Some would also argue that by allowing judicial review, the credibility of the
government would be undermined. I again disagree. By allowing such a course of
action, we would also ensure that ministers would come to their decisions in
the correct manner, within their jurisdiction and adhering to the principles of
justice. Accountability, the ever-elusive principle within our political
system, would be fostered. Ministers would need to take responsibility for
their actions.

It must be noted that judicial review exists not only for ministers and
government bodies, but also for bodies that exercise public functions.
Therefore, it is possible to bring an action against your local council, like MPPJ,
if you (and the court) feel that you have been wronged.

I believe that the reason why corruption is so rife in Malaysia is that there
are limited ways in which to ‘take to task’ the corrupted party. Judicial
review can somehow prevent this, to a certain degree. Let’s take this example.
If you are a contractor, vying for a government contract given by a ministerial
body. On paper and in practice, you are the more qualified, but when the
results are announced, your rival gets the contract when it is clear that you
are more qualified than him. Now what you can do is to bring the action to
court by way of judicial review, basing your arguments on the principle of
irrationality, that it was so unreasonable that ‘no public body would ever have
come to it’ (borrowing the principle of Wednesbury unreasonableness from UK
law). The ministerial body would therefore have to defend its decision in
court, and give explanation as to why he came to that decision.

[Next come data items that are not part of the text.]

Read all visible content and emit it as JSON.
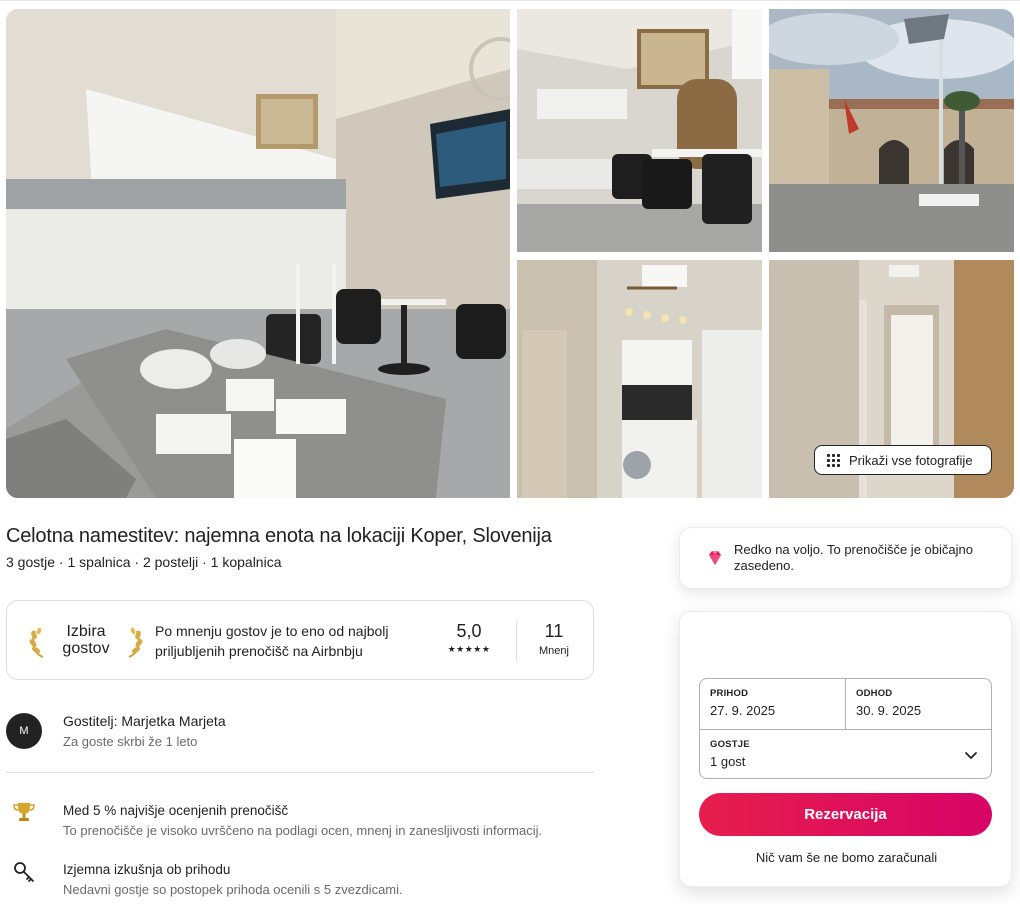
{
  "gallery": {
    "show_all_label": "Prikaži vse fotografije"
  },
  "listing": {
    "title": "Celotna namestitev: najemna enota na lokaciji Koper, Slovenija",
    "subtitle": "3 gostje · 1 spalnica · 2 postelji · 1 kopalnica"
  },
  "guest_favorite": {
    "badge_line1": "Izbira",
    "badge_line2": "gostov",
    "description": "Po mnenju gostov je to eno od najbolj priljubljenih prenočišč na Airbnbju",
    "rating": "5,0",
    "stars": "★★★★★",
    "reviews_count": "11",
    "reviews_label": "Mnenj"
  },
  "host": {
    "initial": "M",
    "name": "Gostitelj: Marjetka Marjeta",
    "since": "Za goste skrbi že 1 leto"
  },
  "highlights": [
    {
      "icon": "trophy-icon",
      "title": "Med 5 % najvišje ocenjenih prenočišč",
      "desc": "To prenočišče je visoko uvrščeno na podlagi ocen, mnenj in zanesljivosti informacij."
    },
    {
      "icon": "key-icon",
      "title": "Izjemna izkušnja ob prihodu",
      "desc": "Nedavni gostje so postopek prihoda ocenili s 5 zvezdicami."
    }
  ],
  "rare_notice": {
    "text": "Redko na voljo. To prenočišče je običajno zasedeno."
  },
  "booking": {
    "checkin_label": "PRIHOD",
    "checkin_value": "27. 9. 2025",
    "checkout_label": "ODHOD",
    "checkout_value": "30. 9. 2025",
    "guests_label": "GOSTJE",
    "guests_value": "1 gost",
    "reserve_label": "Rezervacija",
    "no_charge_note": "Nič vam še ne bomo zaračunali"
  },
  "colors": {
    "brand": "#e61e4d",
    "text": "#222222",
    "muted": "#6a6a6a",
    "border": "#dddddd"
  }
}
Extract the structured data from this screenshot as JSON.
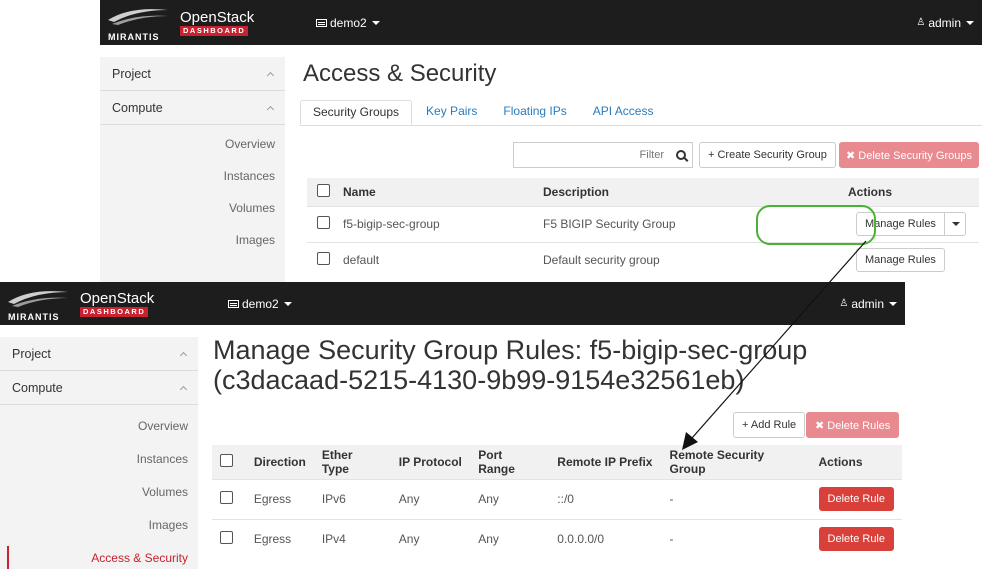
{
  "back_window": {
    "brand": {
      "mirantis": "MIRANTIS",
      "openstack": "OpenStack",
      "dashboard": "DASHBOARD"
    },
    "project_selector": "demo2",
    "user": "admin",
    "sidebar": {
      "project": "Project",
      "compute": "Compute",
      "items": [
        "Overview",
        "Instances",
        "Volumes",
        "Images"
      ]
    },
    "page_title": "Access & Security",
    "tabs": [
      "Security Groups",
      "Key Pairs",
      "Floating IPs",
      "API Access"
    ],
    "filter_placeholder": "Filter",
    "create_button": "+ Create Security Group",
    "delete_button": "✖ Delete Security Groups",
    "table": {
      "headers": [
        "Name",
        "Description",
        "Actions"
      ],
      "rows": [
        {
          "name": "f5-bigip-sec-group",
          "description": "F5 BIGIP Security Group",
          "action": "Manage Rules"
        },
        {
          "name": "default",
          "description": "Default security group",
          "action": "Manage Rules"
        }
      ]
    }
  },
  "front_window": {
    "brand": {
      "mirantis": "MIRANTIS",
      "openstack": "OpenStack",
      "dashboard": "DASHBOARD"
    },
    "project_selector": "demo2",
    "user": "admin",
    "sidebar": {
      "project": "Project",
      "compute": "Compute",
      "items": [
        "Overview",
        "Instances",
        "Volumes",
        "Images"
      ],
      "active": "Access & Security"
    },
    "page_title_line1": "Manage Security Group Rules: f5-bigip-sec-group",
    "page_title_line2": "(c3dacaad-5215-4130-9b99-9154e32561eb)",
    "add_rule_button": "+ Add Rule",
    "delete_rules_button": "✖ Delete Rules",
    "table": {
      "headers": [
        "Direction",
        "Ether Type",
        "IP Protocol",
        "Port Range",
        "Remote IP Prefix",
        "Remote Security Group",
        "Actions"
      ],
      "rows": [
        {
          "direction": "Egress",
          "ether_type": "IPv6",
          "ip_protocol": "Any",
          "port_range": "Any",
          "remote_ip_prefix": "::/0",
          "remote_security_group": "-",
          "action": "Delete Rule"
        },
        {
          "direction": "Egress",
          "ether_type": "IPv4",
          "ip_protocol": "Any",
          "port_range": "Any",
          "remote_ip_prefix": "0.0.0.0/0",
          "remote_security_group": "-",
          "action": "Delete Rule"
        }
      ]
    }
  },
  "colors": {
    "navbar": "#1d1d1d",
    "brand_red": "#c8212f",
    "link_blue": "#2a7bbd",
    "danger": "#d9403a",
    "highlight_green": "#47b233"
  }
}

Our nation’s dream is to achieve the ‘developed nation’ status. It is no easy
task. Changes have to be made not only in our mentality, our work and also our
system of governance. There must exist a way to ensure that the powers of the
government is not all encompassing. If the executive and the legislative body
are forever intertwined, then there should at least be one body, separate or
semi-separate from the government that can balance the power. We don’t even
have to follow the UK courts that are given power to actually hold ministerial
decisions as void (meaning no longer legal). Declaring decisions should be
‘re-considered’ would be enough for now. At least by doing so, public bodies
can be compelled to review their own decisions.

Remember, absolute power corrupts absolutely.

5 Responses to “Judicial Review”

  1. Ali Says:

    it is a very true situation that judicial review is a substantial tool to exercise means of checks and balances. however it is very difficult for the judiciary to intervene when they themselves seems to have limited powers and are not entirely independent to have a say or views concerning the executive and legislature. the un-democratic part seems to exist simply because that is how our government operates. but i do agree with you that if judicial review will only restore the actual function of the legislature and executive, then by all means it should be allowed. but probably at an introductory pace to start with.

  2. Syah Says:

    Exactly! Our judiciary have limited powers when it comes to the executive.

    In my opinion, by allowing judicial review, our courts will be able to ‘regain’ some of the limitations to their powers.

  3. Amita Says:

    Here’s something for you to blog about. Google -Sudan, Darfur, Petronas,

  4. Syah Says:

    Oh I don’t need to blog about that, you’ve already done so in your blog.